末梢神経が障害を受けることが原因でしびれを感じます。

・糖尿病、ビタミンB1欠乏など
⇒代謝異常が原因で神経が変性を起こし、しびれる
・閉塞性動脈硬化症、バージャー病など
⇒末梢神経の栄養血管が詰まり、神経の酸素・栄養不足からしびれが起こる
・ギランバレー症候群、アミロイドーシスなど
⇒末梢神経が原因不明に変性を起こし、しびれが起こる
・坐骨神経痛、胸郭出口症候群、尺骨神経痛など
⇒骨や靭帯が神経を圧迫して、しびれが起こる
 

緊急性の高いしびれの見分け方

しびれは休んでいるときに強く感じます

しびれは休んでいるときに、返って強く感じます

いずれの場合も、しびれは病気の初期症状であることが多く、しびれの原因を調べることは病気の早期発見に有効です。早い段階から治療を受けることで、神経への恒久的な深いダメージを防げます。
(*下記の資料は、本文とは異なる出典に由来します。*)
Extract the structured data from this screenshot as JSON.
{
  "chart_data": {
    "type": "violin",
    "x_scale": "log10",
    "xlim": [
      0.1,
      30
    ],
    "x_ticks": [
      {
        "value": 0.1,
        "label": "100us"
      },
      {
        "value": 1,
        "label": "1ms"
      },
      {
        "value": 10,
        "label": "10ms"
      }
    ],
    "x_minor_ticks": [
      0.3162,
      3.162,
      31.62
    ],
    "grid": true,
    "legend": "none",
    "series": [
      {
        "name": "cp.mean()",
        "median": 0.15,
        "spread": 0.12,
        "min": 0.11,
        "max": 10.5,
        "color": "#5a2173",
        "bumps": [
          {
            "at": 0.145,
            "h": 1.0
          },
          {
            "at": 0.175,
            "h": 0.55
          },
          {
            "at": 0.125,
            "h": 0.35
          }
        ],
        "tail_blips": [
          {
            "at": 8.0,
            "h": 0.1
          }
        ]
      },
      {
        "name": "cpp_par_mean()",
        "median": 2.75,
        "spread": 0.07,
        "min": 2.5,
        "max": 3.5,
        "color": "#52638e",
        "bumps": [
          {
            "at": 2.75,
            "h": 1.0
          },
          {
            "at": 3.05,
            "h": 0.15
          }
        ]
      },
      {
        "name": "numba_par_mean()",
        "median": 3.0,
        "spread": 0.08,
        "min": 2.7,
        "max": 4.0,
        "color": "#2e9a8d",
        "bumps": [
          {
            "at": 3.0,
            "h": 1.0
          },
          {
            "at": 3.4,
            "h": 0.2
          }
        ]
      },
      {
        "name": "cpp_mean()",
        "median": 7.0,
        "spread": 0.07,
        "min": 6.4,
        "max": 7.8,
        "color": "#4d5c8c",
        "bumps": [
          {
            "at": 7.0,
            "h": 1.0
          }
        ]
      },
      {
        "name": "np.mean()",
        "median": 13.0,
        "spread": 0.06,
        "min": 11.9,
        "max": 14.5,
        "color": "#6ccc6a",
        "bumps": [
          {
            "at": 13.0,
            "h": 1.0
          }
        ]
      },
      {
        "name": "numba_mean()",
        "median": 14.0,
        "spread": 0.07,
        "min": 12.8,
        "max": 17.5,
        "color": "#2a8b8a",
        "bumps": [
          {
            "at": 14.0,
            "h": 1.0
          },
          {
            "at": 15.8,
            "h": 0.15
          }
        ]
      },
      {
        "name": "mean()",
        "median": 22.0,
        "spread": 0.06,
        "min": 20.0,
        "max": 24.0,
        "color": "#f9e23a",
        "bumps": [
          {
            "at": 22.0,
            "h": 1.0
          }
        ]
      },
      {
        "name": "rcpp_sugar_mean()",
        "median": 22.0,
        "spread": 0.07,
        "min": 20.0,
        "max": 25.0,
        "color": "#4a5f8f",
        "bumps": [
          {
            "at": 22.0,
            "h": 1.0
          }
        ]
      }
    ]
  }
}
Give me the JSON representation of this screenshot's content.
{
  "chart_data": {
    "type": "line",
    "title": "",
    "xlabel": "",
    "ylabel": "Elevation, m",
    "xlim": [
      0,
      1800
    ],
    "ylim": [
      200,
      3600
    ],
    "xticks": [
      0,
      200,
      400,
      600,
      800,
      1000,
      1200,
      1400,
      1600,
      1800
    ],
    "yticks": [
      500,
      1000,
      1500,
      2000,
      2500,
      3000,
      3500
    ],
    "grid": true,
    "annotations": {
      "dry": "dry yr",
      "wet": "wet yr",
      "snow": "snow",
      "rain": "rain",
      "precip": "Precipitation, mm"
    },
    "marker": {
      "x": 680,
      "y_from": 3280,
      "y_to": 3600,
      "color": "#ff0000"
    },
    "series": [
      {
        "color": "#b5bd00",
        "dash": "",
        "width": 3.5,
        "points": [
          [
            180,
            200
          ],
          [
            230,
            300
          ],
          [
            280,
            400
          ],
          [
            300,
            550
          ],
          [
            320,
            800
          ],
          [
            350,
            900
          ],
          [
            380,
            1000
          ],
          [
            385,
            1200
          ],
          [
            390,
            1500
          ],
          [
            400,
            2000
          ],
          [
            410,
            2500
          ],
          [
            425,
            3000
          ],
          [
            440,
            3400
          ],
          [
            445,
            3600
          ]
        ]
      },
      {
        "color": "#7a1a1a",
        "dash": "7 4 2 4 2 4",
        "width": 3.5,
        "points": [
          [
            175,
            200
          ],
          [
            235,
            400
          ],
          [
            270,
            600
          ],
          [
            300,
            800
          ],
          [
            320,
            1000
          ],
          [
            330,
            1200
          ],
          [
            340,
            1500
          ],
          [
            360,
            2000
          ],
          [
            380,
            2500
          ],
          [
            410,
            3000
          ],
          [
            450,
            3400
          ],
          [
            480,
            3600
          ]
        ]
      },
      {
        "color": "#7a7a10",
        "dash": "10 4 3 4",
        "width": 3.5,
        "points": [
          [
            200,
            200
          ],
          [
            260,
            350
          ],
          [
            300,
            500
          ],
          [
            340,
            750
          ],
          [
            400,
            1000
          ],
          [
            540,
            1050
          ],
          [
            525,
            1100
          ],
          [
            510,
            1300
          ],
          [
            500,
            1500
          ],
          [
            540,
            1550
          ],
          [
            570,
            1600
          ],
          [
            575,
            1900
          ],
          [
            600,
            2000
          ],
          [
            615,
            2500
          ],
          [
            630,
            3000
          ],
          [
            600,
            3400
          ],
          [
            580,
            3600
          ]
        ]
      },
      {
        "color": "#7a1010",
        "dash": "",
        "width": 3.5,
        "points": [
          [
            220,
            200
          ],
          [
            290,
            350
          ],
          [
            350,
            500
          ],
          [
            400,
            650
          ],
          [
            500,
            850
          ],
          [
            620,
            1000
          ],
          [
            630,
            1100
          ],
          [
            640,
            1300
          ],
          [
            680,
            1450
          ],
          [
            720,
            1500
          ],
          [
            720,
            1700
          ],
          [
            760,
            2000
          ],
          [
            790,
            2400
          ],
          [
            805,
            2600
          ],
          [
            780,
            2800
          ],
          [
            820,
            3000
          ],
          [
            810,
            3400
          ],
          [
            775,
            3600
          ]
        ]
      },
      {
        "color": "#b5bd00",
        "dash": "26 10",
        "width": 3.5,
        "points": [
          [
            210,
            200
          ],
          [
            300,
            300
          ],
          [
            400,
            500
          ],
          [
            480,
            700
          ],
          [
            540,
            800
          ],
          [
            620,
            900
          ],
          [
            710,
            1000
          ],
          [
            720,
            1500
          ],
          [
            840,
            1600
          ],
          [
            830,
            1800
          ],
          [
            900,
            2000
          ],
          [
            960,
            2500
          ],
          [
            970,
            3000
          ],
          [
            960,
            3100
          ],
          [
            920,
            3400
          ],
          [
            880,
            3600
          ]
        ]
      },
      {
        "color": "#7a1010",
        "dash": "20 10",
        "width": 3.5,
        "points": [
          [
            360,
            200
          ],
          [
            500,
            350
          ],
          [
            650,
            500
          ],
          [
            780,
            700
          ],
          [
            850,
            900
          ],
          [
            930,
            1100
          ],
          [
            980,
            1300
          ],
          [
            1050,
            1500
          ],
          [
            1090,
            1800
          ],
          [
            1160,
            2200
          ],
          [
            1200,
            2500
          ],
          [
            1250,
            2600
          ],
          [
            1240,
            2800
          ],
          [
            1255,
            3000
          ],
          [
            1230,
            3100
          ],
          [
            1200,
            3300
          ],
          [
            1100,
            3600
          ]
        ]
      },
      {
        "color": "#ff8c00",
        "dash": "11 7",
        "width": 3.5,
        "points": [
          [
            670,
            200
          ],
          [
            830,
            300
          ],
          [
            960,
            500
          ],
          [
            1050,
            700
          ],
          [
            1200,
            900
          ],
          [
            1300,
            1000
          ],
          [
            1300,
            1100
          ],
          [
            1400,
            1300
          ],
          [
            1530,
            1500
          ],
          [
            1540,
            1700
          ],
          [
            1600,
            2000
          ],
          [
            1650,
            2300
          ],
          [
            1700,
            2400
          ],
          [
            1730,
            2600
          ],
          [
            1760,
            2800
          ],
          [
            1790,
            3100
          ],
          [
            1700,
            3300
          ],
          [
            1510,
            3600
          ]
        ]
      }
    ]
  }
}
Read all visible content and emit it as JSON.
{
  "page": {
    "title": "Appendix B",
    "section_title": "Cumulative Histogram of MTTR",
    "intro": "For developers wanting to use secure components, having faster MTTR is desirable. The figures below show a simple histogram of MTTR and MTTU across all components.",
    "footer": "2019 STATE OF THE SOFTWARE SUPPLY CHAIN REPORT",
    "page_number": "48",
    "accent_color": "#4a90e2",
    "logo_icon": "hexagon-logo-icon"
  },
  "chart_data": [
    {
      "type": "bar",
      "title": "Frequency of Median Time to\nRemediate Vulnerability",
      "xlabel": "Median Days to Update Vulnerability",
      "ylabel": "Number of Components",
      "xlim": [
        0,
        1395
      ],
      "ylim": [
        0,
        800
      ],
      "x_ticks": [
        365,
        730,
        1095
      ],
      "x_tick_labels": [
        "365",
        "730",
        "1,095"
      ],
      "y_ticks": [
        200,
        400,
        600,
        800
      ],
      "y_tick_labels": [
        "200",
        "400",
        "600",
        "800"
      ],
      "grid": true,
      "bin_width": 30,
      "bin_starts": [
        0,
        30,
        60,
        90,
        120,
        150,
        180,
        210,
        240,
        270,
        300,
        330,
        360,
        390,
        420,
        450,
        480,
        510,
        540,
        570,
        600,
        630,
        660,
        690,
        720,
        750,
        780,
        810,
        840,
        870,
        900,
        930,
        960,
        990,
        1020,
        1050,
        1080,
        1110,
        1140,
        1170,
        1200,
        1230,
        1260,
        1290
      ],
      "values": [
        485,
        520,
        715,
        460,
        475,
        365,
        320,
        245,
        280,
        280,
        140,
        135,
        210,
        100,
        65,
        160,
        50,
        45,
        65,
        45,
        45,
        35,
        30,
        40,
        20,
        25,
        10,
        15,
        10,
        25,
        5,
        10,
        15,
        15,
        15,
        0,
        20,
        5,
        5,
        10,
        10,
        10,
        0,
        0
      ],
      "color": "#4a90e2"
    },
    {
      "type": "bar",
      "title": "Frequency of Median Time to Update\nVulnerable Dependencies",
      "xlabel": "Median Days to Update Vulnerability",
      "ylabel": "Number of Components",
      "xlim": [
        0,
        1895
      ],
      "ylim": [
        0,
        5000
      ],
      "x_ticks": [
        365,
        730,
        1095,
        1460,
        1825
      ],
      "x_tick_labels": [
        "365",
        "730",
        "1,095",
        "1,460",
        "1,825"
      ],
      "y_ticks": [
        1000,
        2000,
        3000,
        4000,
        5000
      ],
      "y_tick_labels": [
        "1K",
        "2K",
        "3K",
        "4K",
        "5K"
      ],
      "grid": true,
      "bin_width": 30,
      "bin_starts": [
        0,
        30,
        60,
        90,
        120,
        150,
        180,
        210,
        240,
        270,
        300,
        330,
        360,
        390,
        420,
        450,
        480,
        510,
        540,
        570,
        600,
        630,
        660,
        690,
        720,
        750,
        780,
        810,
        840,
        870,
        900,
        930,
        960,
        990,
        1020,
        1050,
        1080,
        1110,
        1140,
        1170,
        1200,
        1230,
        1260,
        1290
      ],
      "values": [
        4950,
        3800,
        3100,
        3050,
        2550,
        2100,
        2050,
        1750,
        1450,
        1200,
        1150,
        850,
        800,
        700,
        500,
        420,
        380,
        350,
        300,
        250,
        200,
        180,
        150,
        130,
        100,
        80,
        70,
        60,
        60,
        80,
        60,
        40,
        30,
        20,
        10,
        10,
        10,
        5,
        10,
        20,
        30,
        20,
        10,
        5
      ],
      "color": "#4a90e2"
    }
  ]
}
通常、2~3日以内に消えてしまうようなしびれは、心配御無用。しかし、次のような場合は早めの受診を心がけましょう。
  • 同様のしびれが何度も繰り返し起こる
  • しびれが一週間以上続いて取れない
  • しびれがどんどん強くなったり、その範囲が広がる
  • しびれだけではなく、力が入りにくい、歩きにくい、などの症状が出てきた
このような症状がある場合には、「たかが、しびれ」と考えず、なるべく早く病院を受診しましょう。